Lui si chiama Matthias (Gabriel D’Almeida Freitas): 26 anni, promessa di un prestigioso studio legale canadese, irsuto, concreto. Lui si chiama Maxime (Xavier Dolan): 26 anni, barista, ipersensibile, una voglia rosso acceso sulla guancia destra, in procinto di lasciare il Canada per trasferirsi in Australia. I due sono amici sin dall’infanzia e nel corso degli anni hanno sviluppato un rapporto di fratellanza più di sangue che spirituale, onesto e scevro da qualsiasi imbarazzo.
Ma nel momento in cui, durante una festa organizzata poche settimane prima della partenza di Maxime, i due sono chiamati a baciarsi davanti a una macchina da presa per le riprese di un cortometraggio, ecco che le cose cambiano repentinamente e i due ragazzi non si rivolgeranno la parola per settimane, in preda a una crisi di coscienza che, nel caso di Matthias, impegnato sentimentalmente con una ragazza, raggiunge vette insormontabili. Durante la festa d’addio organizzata per Maxime però, i due riusciranno finalmente ad aprirsi e a confrontarsi sull’accaduto.

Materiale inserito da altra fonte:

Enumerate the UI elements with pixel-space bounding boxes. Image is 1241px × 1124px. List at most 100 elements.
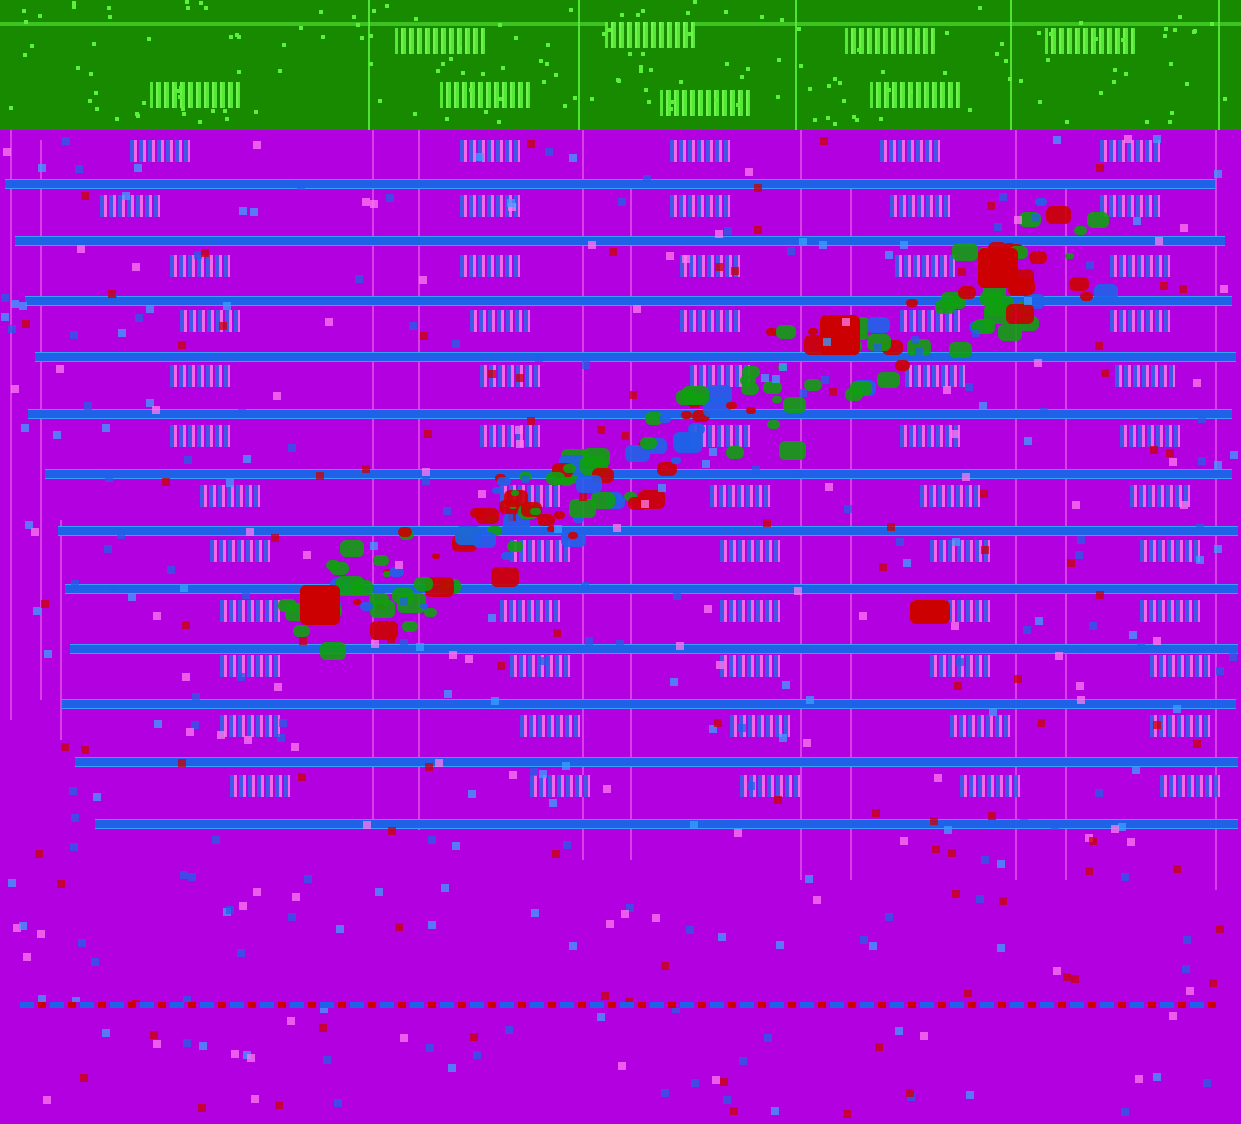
header-column-separator bbox=[1010, 0, 1012, 130]
speckle-dot bbox=[56, 365, 64, 373]
header-speckle-dot bbox=[1170, 111, 1174, 115]
diagonal-mark bbox=[351, 580, 374, 596]
table-cell-glyph bbox=[1100, 140, 1160, 162]
speckle-dot bbox=[516, 440, 524, 448]
header-speckle-dot bbox=[746, 67, 750, 71]
speckle-dot bbox=[1196, 556, 1204, 564]
table-cell-glyph bbox=[470, 310, 530, 332]
speckle-dot bbox=[776, 941, 784, 949]
table-cell-glyph bbox=[960, 775, 1020, 797]
speckle-dot bbox=[239, 902, 247, 910]
header-speckle-dot bbox=[714, 98, 718, 102]
header-speckle-dot bbox=[1099, 91, 1103, 95]
diagonal-mark bbox=[866, 334, 891, 352]
header-speckle-dot bbox=[321, 35, 325, 39]
speckle-dot bbox=[731, 267, 739, 275]
table-cell-glyph bbox=[1140, 600, 1200, 622]
speckle-dot bbox=[718, 933, 726, 941]
diagonal-mark bbox=[391, 587, 414, 603]
header-speckle-dot bbox=[378, 99, 382, 103]
speckle-dot bbox=[274, 683, 282, 691]
table-cell-glyph bbox=[1140, 540, 1200, 562]
speckle-dot bbox=[552, 850, 560, 858]
diagonal-mark bbox=[726, 401, 738, 410]
speckle-dot bbox=[22, 320, 30, 328]
speckle-dot bbox=[110, 585, 118, 593]
speckle-dot bbox=[563, 841, 571, 849]
speckle-dot bbox=[150, 1031, 158, 1039]
speckle-dot bbox=[860, 936, 868, 944]
speckle-dot bbox=[673, 592, 681, 600]
speckle-dot bbox=[435, 759, 443, 767]
speckle-dot bbox=[747, 782, 755, 790]
speckle-dot bbox=[944, 826, 952, 834]
header-speckle-dot bbox=[546, 43, 550, 47]
speckle-dot bbox=[616, 640, 624, 648]
speckle-dot bbox=[243, 455, 251, 463]
diagonal-mark bbox=[573, 515, 585, 523]
speckle-dot bbox=[491, 697, 499, 705]
header-speckle-dot bbox=[22, 9, 26, 13]
header-speckle-dot bbox=[1185, 82, 1189, 86]
speckle-dot bbox=[118, 329, 126, 337]
speckle-dot bbox=[745, 168, 753, 176]
speckle-dot bbox=[958, 268, 966, 276]
diagonal-mark bbox=[292, 625, 310, 637]
diagonal-mark bbox=[855, 331, 868, 340]
speckle-dot bbox=[291, 743, 299, 751]
speckle-dot bbox=[1096, 591, 1104, 599]
header-speckle-dot bbox=[24, 20, 28, 24]
speckle-dot bbox=[212, 836, 220, 844]
speckle-dot bbox=[244, 736, 252, 744]
speckle-dot bbox=[1121, 873, 1129, 881]
diagonal-mark bbox=[491, 486, 502, 494]
header-speckle-dot bbox=[1124, 72, 1128, 76]
speckle-dot bbox=[626, 904, 634, 912]
speckle-dot bbox=[441, 884, 449, 892]
speckle-dot bbox=[1173, 705, 1181, 713]
speckle-dot bbox=[38, 995, 46, 1003]
speckle-dot bbox=[806, 696, 814, 704]
table-cell-glyph bbox=[170, 365, 230, 387]
speckle-dot bbox=[1095, 789, 1103, 797]
speckle-dot bbox=[1089, 837, 1097, 845]
speckle-dot bbox=[183, 996, 191, 1004]
speckle-dot bbox=[1053, 967, 1061, 975]
speckle-dot bbox=[716, 661, 724, 669]
header-speckle-dot bbox=[909, 90, 913, 94]
diagonal-mark bbox=[659, 414, 672, 423]
header-speckle-dot bbox=[135, 112, 139, 116]
speckle-dot bbox=[80, 1074, 88, 1082]
diagonal-mark bbox=[559, 477, 573, 487]
speckle-dot bbox=[426, 1044, 434, 1052]
speckle-dot bbox=[37, 930, 45, 938]
speckle-dot bbox=[146, 305, 154, 313]
speckle-dot bbox=[43, 1096, 51, 1104]
table-cell-glyph bbox=[1110, 255, 1170, 277]
speckle-dot bbox=[297, 182, 305, 190]
speckle-dot bbox=[712, 1076, 720, 1084]
speckle-dot bbox=[509, 771, 517, 779]
header-speckle-dot bbox=[136, 114, 140, 118]
speckle-dot bbox=[603, 785, 611, 793]
speckle-dot bbox=[62, 137, 70, 145]
speckle-dot bbox=[618, 1062, 626, 1070]
speckle-dot bbox=[71, 580, 79, 588]
speckle-dot bbox=[952, 538, 960, 546]
header-speckle-dot bbox=[808, 87, 812, 91]
speckle-dot bbox=[320, 1005, 328, 1013]
diagonal-mark bbox=[1046, 206, 1072, 224]
speckle-dot bbox=[1063, 973, 1071, 981]
header-speckle-dot bbox=[573, 96, 577, 100]
speckle-dot bbox=[989, 708, 997, 716]
speckle-dot bbox=[709, 725, 717, 733]
speckle-dot bbox=[1183, 936, 1191, 944]
speckle-dot bbox=[873, 344, 881, 352]
speckle-dot bbox=[425, 763, 433, 771]
speckle-dot bbox=[771, 1107, 779, 1115]
speckle-dot bbox=[186, 728, 194, 736]
diagonal-mark bbox=[866, 317, 890, 334]
speckle-dot bbox=[799, 238, 807, 246]
speckle-dot bbox=[84, 402, 92, 410]
speckle-dot bbox=[198, 1104, 206, 1112]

Dopo le “avventure” hollywoodiane di La mia vita con John F. Donovan e di Boy Erased (qui solo in veste di attore), Xavier Dolan torna dietro alla macchina da presa con un film che si potrebbe anche definire “anomalo” rispetto alla sua produzione precedente: poco interessato a sperimentare da un punto di vista formale, Dolan sembra in questo caso persino determinato a tralasciare la componente intimista che aveva caratterizzato le sue pellicole precedenti per concentrarsi invece su un elemento più polemico. I due protagonisti si muovono infatti in una società vacua, conformista, in cui il gergo inglese si sta rapidamente e insopportabilmente diffondendo e in cui si parla per citazioni della cultura pop. Una società repressa e repressiva, in cui Matt e Max vivono in uno stato di tensione e rigidità perenne che, anche quando riesce a trovare uno sfogo, non riesce a consumarsi del tutto.
Presentato in concorso all’ultima edizone del Festival di Cannes, Matthias e Maxime si configura dunque come un film adolescenziale, ludico, anche se non scevro da elementi di profondità, che trova la sua forza nella scrittura sarcastica di Dolan e nell’interpretazione del co-protagonista D’Almeida Freitas, che riesce persino a oscurare il regista-attore facendosi forte di una caratterizzazione del personaggio assai più approfondita di quella del ruolo interpretato da Dolan.
Che ormai l’autore canadese voglia togliersi di dosso l’etichetta di enfant prodige è un dato di fatto, ma con Matthias e Maxime ha, paradossalmente, realizzato la sua opera più “infantile”. Ma visto il ritmo con cui lavora, non pare impossibile immaginare in tempi brevi una presa di distanza ben più radicale.